Jargon / commercialese / journalese
‘Jargon’ means ‘words and expressions used in a particular profession or by a particular group of people, which are difficult for other people to understand. There are many technical, scientific, journalistic, legal and medical jargons.
‘Commercialese’ means jargons used in commerce.
‘Journalese’ means jargons used in journalism.
Here is a commercial jargon: “We are in receipt of yours of the 14th instant in respect of which we beg to inform you that we are expediting the matter as urgently as possible.”
Judgment / judgement
‘Judgment’ or ‘judgement’ is an opinion that you form, especially after thinking carefully about something.
I am unable to make a judgment about what the outcome will be.
Some grammarians consider ‘judgement’ as the preferred form in line with other words containing a mute ‘e’ such as ‘abridgement’ and ‘acknowledgement.’
Judicial / judicious
‘Judicial’ means ‘relating to the law, judges or their decisions.’

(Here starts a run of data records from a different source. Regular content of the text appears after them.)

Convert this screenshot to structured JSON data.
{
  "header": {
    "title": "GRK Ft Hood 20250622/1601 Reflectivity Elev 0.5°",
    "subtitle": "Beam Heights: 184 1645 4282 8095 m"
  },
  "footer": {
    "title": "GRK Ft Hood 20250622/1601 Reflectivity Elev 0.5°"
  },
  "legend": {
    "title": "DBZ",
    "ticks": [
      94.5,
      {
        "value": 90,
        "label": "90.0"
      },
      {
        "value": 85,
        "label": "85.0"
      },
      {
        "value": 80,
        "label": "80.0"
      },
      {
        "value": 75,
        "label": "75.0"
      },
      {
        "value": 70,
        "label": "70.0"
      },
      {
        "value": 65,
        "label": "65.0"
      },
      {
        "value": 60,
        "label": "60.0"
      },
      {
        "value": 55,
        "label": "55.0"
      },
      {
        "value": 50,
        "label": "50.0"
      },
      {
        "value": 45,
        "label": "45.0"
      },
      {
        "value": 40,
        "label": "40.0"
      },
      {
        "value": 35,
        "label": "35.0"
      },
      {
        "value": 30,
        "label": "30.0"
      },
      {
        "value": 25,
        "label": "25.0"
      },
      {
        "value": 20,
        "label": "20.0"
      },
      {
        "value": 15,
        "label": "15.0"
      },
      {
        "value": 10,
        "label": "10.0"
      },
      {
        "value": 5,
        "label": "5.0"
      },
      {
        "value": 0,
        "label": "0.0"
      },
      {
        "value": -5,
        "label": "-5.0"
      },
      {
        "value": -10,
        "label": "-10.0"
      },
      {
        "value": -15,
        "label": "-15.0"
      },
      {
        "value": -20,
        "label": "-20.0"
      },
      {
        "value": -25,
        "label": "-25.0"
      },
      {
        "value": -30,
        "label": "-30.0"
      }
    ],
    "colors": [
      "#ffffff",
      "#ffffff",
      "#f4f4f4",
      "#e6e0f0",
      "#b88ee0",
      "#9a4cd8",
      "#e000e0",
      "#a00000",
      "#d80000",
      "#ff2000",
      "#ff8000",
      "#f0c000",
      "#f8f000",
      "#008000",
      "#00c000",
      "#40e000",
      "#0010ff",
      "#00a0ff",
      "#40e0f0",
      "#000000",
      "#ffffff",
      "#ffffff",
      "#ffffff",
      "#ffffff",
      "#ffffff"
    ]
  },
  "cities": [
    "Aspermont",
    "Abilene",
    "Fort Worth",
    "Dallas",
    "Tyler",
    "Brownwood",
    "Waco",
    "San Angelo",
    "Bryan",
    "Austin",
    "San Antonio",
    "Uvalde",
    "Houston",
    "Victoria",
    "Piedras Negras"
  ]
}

‘Judicious’ means ‘done in a sensible and careful way.’
You have a judicious choice in this matter.
Junction / juncture
A junction is a place where one road joins another.
A juncture is a particular point in an activity or period of time.
The talks are at a critical juncture.
Jurist / juror
A jurist is someone who has a very detailed knowledge of law.
A juror is a member of a jury.
As an adverb ‘just’ means ‘exactly’
Mary looks just like her mother.
‘Just’ also means ‘a short time ago.’
Thelma has just been out shopping.
In speech we say ‘just a moment’ to ask someone to wait for a short time.
Just a minute, I’ll see if I can find the book you want.
As an adjective ‘just’ means ‘morally right and fair’
We were fighting a just war.
Juvenile / puerile
‘Juvenile’ is an adjective meaning ‘relating to young people who are not yet adults.’
There are juvenile courts in many countries.
‘Puerile’ means ‘silly and stupid.’
His puerile jokes irritate me.
Catch up / ketchup
‘Catch up’ is a phrasal verb meaning ‘to improve and reach the same standard as other people in your class.’
If you miss a many lectures, it is very difficult to catch up.
‘Ketchup’ is a thick cold red sauce made from tomatoes.
Can I have a bottle of tomato ketchup?
In American English it is written ‘catsup.’
Kneel / kneeled / knelt
‘Kneel’ and ‘kneel down’ mean ‘to be in or move into a position where your body is resting on your knees.’
‘Knelt’ is the past tense and past participle of ‘kneel,’
Malkanthi knelt down and patted the dog.